5. Taylor becomes fed up with the cover-up of the sketchy quid pro quo
The most important moments in the statement occur after Taylor finds out that Sondland told the Ukranians that the military aid wouldn’t be released until they committed to an investigation into Burisma. This troubled him deeply, as it “was the first time I had heard that the security assistance — not just the White House meeting — was conditioned on the investigations,” he explained. He texted his concerns to Sondland, who called him and explained that Trump wanted Zelensky to publicly announce an investigation into Burisma.
The focus on an announcement is key, as such a probe would have led to headlines about Ukraine investigating the Biden family — giving Trump substantial ammunition for 2020. Then, in a meeting with Zelensky, Taylor urged the Ukranian president to avoid risking his bipartisan support in the Senate by engaging in U.S. domestic politics. Taylor then detailed how he learned about a disturbing statement Trump had made to Sondland, in which he denied asking for a “quid pro quo” but made clear to Sondland that he wanted to see action from Zelensky. At one point, Taylor said he was told that the "president doesn't want to provide any assistance at all."
Sondland repeated Trump’s desire for Zelensky’s cooperation when Taylor questioned him about it the next day, Taylor said, with Sondland emphasizing that Zelensky had to “clear things up and do it in public.” If the Ukrainian president didn’t “clear things up,” it would lead to a “stalemate,” Sondland explained, which Taylor interpreted as a continued hold on the military aid. He said Trump wanted Zelenskyy “in a box” by promising the aid. Sondland said Zelensky had agreed to announce the investigations in an interview with CNN.
“The nightmare is they give the interview and don’t get the security assistance,” Taylor wrote to Sondland in a text the next day. “The Russians love it. (And I quit.)” As soon as the Ukrainians learn the money is being held up, the situation changes dramatically; in recent days, some have tried to defend Trump by saying the aid situation couldn’t have been a bribe because the Ukrainians didn’t know the money was being held up.

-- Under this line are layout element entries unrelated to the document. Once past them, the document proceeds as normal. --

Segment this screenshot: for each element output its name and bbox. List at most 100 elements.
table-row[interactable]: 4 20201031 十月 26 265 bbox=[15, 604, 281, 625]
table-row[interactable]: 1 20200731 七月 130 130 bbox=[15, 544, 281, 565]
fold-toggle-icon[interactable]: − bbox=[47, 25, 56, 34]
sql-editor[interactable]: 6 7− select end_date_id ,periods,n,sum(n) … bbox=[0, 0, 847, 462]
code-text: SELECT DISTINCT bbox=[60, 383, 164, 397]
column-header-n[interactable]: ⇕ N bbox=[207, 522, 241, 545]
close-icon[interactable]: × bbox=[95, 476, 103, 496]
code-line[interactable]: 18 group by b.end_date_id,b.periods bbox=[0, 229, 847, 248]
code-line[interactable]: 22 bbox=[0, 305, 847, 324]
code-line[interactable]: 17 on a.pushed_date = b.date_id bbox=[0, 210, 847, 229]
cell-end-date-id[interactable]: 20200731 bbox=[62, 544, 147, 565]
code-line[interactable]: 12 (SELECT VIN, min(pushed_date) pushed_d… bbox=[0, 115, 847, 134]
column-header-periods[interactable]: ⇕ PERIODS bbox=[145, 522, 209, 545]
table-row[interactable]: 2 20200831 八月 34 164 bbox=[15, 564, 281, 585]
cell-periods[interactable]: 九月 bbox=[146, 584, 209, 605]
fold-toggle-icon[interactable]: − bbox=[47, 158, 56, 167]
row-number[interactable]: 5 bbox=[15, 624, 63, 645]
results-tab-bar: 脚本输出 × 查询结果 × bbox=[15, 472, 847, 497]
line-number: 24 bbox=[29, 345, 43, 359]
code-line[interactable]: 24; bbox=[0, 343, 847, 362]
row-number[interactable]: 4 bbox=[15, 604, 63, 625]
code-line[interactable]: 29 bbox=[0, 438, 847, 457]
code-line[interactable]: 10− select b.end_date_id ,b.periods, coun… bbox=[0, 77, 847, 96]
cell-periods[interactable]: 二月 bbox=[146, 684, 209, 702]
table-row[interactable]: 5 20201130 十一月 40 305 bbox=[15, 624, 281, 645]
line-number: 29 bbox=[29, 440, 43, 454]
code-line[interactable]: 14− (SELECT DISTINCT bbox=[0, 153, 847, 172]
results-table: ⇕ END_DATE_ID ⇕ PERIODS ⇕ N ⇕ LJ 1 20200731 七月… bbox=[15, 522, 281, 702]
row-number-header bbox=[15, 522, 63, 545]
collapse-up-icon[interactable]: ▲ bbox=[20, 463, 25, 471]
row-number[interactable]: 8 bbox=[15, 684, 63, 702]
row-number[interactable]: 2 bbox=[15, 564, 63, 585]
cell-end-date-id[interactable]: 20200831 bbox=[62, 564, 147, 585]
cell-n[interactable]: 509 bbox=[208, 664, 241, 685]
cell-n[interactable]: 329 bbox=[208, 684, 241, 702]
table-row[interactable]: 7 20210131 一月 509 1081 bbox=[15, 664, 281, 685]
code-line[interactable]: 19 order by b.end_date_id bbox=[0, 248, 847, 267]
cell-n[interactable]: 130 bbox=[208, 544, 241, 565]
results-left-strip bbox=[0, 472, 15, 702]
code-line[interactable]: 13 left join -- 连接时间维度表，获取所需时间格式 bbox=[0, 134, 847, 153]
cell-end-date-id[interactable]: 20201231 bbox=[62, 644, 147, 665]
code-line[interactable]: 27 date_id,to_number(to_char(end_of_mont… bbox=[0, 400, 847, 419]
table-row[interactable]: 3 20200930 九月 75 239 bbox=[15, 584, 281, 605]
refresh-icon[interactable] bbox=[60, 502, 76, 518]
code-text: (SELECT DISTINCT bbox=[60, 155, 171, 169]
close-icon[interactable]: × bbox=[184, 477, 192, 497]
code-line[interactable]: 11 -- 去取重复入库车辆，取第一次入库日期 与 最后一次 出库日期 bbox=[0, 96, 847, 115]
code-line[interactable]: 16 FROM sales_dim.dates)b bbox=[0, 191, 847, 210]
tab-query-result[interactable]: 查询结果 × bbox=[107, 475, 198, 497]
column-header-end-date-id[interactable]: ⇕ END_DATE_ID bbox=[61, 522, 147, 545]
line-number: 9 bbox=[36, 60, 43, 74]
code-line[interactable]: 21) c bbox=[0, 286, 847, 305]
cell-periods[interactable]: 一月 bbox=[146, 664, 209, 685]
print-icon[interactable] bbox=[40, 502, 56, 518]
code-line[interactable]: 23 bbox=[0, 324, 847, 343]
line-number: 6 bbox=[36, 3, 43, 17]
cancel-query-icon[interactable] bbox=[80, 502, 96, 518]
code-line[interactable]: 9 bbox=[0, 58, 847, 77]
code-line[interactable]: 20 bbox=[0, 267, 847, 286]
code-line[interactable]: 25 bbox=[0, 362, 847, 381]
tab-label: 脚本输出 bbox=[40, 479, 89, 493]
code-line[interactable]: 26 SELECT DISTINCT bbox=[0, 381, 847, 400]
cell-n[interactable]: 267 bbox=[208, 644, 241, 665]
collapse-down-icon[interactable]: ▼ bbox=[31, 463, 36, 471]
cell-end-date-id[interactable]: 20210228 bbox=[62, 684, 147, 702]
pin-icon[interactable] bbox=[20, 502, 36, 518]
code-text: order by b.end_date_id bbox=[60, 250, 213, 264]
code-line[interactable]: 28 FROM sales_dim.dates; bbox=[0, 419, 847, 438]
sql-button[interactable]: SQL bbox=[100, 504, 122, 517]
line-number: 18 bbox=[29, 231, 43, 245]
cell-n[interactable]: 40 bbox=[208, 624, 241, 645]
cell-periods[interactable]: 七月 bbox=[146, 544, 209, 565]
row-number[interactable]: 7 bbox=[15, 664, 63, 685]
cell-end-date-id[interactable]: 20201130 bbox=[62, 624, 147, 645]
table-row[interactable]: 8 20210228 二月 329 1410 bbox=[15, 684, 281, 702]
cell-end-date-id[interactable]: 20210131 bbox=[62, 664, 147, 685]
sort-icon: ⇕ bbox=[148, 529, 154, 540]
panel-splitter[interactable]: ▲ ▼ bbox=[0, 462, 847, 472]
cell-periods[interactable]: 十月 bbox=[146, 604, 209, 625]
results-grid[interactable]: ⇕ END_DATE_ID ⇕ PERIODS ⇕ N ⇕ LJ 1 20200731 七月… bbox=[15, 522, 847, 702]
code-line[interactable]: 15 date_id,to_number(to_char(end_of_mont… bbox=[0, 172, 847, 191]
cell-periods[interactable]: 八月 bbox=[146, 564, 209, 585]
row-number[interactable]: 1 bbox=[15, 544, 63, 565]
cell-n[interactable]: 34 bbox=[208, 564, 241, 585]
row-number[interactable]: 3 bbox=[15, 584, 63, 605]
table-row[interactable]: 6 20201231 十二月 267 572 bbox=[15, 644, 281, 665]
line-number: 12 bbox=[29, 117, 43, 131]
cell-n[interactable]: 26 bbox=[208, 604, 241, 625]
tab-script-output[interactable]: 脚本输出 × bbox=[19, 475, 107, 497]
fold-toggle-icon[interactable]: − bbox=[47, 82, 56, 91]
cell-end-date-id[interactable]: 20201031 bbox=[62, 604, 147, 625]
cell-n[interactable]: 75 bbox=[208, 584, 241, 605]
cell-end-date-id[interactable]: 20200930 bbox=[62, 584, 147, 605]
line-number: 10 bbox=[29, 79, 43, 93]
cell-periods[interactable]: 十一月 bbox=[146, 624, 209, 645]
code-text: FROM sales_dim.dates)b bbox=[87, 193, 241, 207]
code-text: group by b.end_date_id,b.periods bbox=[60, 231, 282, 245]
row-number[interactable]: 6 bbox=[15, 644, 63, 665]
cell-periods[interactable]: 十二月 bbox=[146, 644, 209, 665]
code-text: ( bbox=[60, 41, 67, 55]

But The New York Times revealed Wednesday that the country knew its aid was being suspended as early as the beginning of August.
Near the end of his statement, Taylor quoted perhaps the most damning argument that Sondland made to him. “During our call on Sept. 8, Ambasador Sondland tried to explain to me that President Trump is a businessman,” he wrote. “When a businessman is about to sign a check to someone who owes him something, he said, the businessman asks that person to pay up before signing the check.”
In other words, as Sondland explained it, Trump wanted services rendered from Zelensky in exchange for the aid. While Sondland himself was less clear-cut in his own testimony to House investigators, and Trump has fiercely denied any sort of “quid pro quo” arrangement with Ukraine, Taylor’s opening statement — not to mention what else he said behind closed doors, the full extent of which we don’t know yet — has upended the impeachment inquiry as it barrels along through the fall.